WikiDer > Nishapur

Nisjapoer
Nishapur
نيشابور
Stadt (shahr) in IranFlagge des Iran
Nishapur (Iran)
Nishapur
Ort
Provinz (ostān)Khorāsān-e Razavī
SharestanNeyshabur
Koordinaten36° 12′ N, 58° 48′ O
Allgemeines
Oberfläche9248 km²
Einwohner (2011)239.185[1]
(26 Einwohner/km²)
Höhe1250 ich
Politik
BürgermeisterMohammad-Hassan Zarandic
Andere
Webseiteneyshaboor.com/arbeiten.htm
Portal  Portalsymbol  Asien

Nishapur oder Neyshabur (persisch:نیشابور; mehrere Schreibvarianten im Niederländischen) ist eine Stadt im Nordosten von Iran. Die Stadt liegt südwestlich der Stadt mashhad am Fuße des Binalud-Gebirge in der Region Chorasan. Die Bevölkerung beträgt 240.000 Personen (2011).

Geschichte

Die Stadt soll gegründet worden sein von shapur ich, der König der Sassaniden in dem drittes Jahrhundert. Die Stadt war ein wichtiger Handelsposten auf der Seidenstraße. In der Nähe der Stadt gelegen türkisfarbene Minen, der die Welt mit diesen Halbedelsteinen versorgt hat.
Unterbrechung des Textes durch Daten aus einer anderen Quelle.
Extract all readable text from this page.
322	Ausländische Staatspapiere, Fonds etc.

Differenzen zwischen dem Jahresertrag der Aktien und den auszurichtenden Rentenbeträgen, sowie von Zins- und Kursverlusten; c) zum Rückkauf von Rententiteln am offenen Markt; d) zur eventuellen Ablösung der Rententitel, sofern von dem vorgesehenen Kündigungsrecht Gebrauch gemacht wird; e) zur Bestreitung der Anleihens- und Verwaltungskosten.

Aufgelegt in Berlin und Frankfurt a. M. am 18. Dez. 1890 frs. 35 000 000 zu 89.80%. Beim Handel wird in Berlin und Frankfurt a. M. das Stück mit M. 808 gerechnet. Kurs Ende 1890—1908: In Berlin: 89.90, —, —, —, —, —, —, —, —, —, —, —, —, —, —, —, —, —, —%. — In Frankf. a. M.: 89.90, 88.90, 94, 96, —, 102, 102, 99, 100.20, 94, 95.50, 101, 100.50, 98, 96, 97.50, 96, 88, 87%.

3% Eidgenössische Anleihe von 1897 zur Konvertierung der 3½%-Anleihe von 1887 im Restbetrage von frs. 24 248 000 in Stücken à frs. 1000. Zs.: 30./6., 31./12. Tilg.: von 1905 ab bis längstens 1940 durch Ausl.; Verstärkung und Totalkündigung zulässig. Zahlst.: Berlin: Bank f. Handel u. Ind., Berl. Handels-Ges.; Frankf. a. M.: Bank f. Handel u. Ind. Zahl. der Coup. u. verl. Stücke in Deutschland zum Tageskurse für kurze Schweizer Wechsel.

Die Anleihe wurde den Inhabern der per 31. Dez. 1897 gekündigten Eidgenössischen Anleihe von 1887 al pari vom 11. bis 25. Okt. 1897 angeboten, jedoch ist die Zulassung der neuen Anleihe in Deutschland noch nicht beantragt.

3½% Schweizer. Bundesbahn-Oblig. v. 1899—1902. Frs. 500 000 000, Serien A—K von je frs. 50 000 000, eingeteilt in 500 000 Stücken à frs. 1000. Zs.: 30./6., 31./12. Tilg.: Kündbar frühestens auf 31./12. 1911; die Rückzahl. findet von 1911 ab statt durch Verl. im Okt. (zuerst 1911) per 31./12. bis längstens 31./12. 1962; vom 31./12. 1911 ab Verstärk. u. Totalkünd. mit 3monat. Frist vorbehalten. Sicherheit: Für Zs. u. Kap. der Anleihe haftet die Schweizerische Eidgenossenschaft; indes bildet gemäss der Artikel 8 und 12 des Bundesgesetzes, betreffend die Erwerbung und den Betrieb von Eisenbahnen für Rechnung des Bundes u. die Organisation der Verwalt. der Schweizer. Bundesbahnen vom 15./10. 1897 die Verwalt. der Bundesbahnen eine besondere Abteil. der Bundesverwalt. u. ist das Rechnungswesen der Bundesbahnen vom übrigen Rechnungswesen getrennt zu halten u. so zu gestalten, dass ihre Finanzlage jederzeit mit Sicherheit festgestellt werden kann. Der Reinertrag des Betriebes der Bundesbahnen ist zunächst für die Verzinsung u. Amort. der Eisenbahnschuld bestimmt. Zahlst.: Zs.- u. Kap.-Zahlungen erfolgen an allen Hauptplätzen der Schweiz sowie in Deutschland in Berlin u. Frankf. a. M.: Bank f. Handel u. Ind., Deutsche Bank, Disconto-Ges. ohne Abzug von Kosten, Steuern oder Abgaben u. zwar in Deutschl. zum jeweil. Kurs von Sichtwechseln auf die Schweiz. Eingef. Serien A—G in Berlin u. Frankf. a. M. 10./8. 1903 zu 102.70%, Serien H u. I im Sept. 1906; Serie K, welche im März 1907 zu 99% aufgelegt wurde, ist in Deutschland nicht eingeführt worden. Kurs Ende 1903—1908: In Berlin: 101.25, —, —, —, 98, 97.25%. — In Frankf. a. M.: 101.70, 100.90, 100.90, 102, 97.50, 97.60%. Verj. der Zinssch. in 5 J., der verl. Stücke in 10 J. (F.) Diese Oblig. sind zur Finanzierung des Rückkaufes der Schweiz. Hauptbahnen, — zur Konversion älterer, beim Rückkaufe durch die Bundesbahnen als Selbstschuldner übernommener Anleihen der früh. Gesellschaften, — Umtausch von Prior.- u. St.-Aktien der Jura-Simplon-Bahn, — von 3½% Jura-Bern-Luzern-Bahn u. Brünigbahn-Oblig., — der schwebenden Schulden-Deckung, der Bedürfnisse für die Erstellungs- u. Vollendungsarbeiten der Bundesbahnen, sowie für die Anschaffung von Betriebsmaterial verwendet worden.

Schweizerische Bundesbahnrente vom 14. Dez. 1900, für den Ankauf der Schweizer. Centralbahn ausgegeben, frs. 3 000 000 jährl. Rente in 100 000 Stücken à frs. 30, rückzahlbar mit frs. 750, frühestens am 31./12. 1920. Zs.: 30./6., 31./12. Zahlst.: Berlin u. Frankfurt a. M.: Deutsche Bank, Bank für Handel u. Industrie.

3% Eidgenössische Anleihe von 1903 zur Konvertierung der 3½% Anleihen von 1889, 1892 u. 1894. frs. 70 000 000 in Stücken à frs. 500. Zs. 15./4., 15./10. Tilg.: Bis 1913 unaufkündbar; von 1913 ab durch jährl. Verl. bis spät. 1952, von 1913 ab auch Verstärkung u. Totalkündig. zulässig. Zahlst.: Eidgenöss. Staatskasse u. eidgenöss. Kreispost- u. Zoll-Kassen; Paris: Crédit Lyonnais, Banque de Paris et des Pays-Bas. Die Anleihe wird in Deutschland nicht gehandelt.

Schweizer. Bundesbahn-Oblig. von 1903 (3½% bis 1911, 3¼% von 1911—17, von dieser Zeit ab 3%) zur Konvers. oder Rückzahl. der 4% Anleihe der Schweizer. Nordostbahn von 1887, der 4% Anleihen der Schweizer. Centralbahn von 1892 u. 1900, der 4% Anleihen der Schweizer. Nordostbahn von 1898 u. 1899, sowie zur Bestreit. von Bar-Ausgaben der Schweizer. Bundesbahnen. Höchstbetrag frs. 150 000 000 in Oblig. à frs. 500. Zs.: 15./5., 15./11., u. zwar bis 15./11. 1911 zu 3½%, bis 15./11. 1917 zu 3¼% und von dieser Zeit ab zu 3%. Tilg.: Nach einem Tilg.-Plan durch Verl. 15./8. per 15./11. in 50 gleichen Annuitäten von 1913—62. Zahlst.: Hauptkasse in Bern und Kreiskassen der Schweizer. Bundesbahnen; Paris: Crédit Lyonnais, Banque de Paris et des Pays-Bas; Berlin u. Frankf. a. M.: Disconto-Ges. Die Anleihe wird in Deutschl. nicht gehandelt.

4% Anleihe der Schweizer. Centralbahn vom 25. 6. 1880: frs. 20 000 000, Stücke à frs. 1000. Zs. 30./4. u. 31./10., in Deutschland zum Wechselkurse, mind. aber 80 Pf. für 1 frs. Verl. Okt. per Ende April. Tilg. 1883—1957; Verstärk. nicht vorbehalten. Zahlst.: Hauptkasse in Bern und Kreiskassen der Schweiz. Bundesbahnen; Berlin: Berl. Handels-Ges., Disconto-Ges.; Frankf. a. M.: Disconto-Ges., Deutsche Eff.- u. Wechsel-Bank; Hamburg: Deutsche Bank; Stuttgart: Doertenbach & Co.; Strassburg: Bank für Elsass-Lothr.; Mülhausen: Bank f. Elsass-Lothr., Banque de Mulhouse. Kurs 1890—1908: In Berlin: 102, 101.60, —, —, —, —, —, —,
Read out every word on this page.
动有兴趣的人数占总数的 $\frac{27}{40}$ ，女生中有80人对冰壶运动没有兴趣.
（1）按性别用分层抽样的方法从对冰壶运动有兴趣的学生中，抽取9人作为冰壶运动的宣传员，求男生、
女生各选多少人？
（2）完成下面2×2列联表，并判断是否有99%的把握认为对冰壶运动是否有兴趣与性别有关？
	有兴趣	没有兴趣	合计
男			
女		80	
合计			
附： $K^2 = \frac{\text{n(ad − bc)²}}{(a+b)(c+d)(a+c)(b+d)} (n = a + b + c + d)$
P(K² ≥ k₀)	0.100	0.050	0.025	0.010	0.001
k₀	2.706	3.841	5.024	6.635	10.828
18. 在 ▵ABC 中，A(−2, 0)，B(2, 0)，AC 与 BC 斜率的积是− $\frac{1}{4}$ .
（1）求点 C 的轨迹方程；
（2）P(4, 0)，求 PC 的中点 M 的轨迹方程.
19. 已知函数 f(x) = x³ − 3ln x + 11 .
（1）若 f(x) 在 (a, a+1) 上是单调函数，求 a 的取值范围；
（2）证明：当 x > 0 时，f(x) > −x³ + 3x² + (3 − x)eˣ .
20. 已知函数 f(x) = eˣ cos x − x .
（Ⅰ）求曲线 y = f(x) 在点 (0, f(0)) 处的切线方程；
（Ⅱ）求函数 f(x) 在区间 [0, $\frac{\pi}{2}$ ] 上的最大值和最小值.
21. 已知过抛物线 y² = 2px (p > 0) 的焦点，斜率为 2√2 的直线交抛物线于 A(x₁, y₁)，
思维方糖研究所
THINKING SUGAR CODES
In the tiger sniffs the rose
In dem neuntes Jahrhundert die Stadt gewann wieder an Bedeutung unter der Tahiriden. Tatsächlich war Nishapur um das Jahr 1000 mit einer geschätzten Größe von 125.000 Einwohnern eine der zehn größten Städte der Welt.[2] Der erste Herrscher der Seldschuken, Toghrul, machte Nishapur in 1037 in die Hauptstadt seines Sultanats. Später zogen die Seldschuken weiter nach Westen und Nishapur verlor an Bedeutung.

Im 1048 wurde hier der Dichter und Wissenschaftler Omar Khayyam geboren. Auch er ist hier begraben.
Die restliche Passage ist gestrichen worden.